Surrounded by legends and forests, overlooking the abys from its high-altitude location, the fortress of Poenari is part of the legacy of the mythical Vlad the Impaler. This medieval prince, praised for his victories against the Turks and his ultimate sense of justice, was also dreaded for his extreme punishments against traitors.
Vlad the Impaler who ruled Walachia three times (1448, 1456-1462, 1476) enlarged the fortress of Poenari. He built a 60 meters long and 10-15 meters wide rock curtain around the original three levels tower. Curious enough, the legends of the time mention the prince forcing traitor boyards to build the fortress by themselves as punishment for their conspiracies.
The strategic importance of the fortress was obvious. Placed on top of the Cetatuia Mountain, north from the main political centers of Targoviste and later Bucharest, the fortress was difficult to conquer while offering a panoramic perspective over potential attacks and an escape route to Transylvania.
Well-prepared for longer stays, the fortress had an impermeable water room and even a dungeon for prisoners while the only entry was equipped with a drawbridge. In the coming centuries after the death of Vlad the Impaler, the fortress belonged to the Hungarian kings and gradually entered a process of degradation until final ruin.
Better conserved than many other medieval fortresses from Southern Romania, the fortress of Poenari is the authentic legacy of Vlad the Impaler, a prince many Romanian people admire for his courage against the Ottomans.
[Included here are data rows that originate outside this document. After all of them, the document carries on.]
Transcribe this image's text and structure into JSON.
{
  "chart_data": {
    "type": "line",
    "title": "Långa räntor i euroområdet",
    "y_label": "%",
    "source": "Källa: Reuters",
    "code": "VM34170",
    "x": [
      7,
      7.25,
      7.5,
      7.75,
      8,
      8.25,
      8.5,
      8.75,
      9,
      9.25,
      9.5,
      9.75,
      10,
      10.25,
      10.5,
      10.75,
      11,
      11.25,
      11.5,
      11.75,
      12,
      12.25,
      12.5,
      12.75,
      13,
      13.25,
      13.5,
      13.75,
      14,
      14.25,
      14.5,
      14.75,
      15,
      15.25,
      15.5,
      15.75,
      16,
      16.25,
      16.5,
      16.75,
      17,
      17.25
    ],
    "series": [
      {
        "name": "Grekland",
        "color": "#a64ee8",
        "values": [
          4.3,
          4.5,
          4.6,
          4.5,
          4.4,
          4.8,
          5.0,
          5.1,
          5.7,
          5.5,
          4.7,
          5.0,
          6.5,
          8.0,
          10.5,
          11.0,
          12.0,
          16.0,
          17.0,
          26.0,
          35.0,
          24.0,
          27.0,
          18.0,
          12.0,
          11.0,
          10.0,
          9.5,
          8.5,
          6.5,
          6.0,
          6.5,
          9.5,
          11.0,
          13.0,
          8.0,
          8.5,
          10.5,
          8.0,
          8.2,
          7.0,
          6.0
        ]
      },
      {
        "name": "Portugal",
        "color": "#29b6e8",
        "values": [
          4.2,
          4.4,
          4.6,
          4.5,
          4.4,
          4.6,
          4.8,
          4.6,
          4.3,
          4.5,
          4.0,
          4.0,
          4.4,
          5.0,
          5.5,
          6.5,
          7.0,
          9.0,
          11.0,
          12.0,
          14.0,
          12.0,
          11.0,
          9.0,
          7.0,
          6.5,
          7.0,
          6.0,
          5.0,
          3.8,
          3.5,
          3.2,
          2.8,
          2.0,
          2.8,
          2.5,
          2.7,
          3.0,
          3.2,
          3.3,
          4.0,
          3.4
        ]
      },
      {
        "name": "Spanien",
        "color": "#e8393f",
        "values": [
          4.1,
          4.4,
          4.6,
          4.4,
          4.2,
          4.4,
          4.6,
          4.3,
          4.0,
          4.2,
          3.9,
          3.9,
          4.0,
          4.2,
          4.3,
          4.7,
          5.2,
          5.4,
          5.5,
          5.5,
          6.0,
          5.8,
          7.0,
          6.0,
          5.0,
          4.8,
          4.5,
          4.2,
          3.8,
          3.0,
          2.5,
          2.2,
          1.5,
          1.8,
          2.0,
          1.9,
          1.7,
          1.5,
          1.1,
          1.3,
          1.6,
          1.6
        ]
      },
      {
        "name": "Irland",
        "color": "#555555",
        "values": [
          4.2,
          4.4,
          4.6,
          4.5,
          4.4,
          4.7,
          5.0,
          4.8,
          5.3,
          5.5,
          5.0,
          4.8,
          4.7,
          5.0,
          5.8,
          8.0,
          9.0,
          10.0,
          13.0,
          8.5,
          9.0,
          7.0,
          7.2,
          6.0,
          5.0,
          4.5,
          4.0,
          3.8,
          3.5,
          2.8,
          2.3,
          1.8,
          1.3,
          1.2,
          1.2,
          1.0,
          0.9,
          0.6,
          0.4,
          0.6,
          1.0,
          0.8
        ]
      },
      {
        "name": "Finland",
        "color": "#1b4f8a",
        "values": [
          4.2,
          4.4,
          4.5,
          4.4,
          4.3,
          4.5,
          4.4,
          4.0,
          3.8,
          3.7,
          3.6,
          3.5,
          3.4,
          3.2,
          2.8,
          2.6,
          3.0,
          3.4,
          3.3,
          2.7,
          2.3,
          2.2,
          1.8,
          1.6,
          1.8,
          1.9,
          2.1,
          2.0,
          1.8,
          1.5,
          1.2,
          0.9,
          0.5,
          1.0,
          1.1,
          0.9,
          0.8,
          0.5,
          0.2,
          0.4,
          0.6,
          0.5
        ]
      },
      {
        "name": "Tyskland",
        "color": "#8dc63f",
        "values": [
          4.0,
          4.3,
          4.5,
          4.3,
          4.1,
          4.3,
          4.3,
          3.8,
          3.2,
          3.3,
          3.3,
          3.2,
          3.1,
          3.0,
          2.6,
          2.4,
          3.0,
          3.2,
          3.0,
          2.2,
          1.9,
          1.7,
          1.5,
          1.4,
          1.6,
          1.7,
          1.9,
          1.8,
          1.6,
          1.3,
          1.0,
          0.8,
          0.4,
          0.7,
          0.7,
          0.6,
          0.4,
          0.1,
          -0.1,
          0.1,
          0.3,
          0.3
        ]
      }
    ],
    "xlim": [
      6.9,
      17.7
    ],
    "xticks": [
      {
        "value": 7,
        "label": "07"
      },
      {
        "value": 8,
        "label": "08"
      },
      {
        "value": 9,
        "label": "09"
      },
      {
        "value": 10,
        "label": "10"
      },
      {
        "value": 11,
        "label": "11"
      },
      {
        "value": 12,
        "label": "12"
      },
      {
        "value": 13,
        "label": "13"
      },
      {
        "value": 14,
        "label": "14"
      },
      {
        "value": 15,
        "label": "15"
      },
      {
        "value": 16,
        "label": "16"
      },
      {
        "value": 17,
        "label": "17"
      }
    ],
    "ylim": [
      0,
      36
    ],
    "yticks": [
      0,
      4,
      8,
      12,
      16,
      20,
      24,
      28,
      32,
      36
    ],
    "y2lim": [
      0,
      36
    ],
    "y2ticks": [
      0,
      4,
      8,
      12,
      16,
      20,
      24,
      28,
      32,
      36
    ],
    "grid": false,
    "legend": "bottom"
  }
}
Unfairly associated with the myth of Dracula, Vlad the Impaler most likely never set foot in Bran Castle.
Don’t go there to find out more about this legendary prince, choose instead the fortress of Poenari that he actually built and used during his battles.
Book a room with a view from Hotel Posada Vidraru, right on the shore of Vidraru Lake, only a few scenic kilometers away from the fortress. Guest houses like Casa Eden from Arefu or Pensiunea Panoramic from Capataneni-Ungureni are also great options close to this historical monument.
Poenari Fortress can be visited daily, until 7 pm during summer days. It’s also very close to a major dam, Vidraru, as well as the high-altitude mountain road Transfagarasan.
On your way to Poenari, you can stop in Curtea de Arges to visit one of the most beautiful churches in Romania.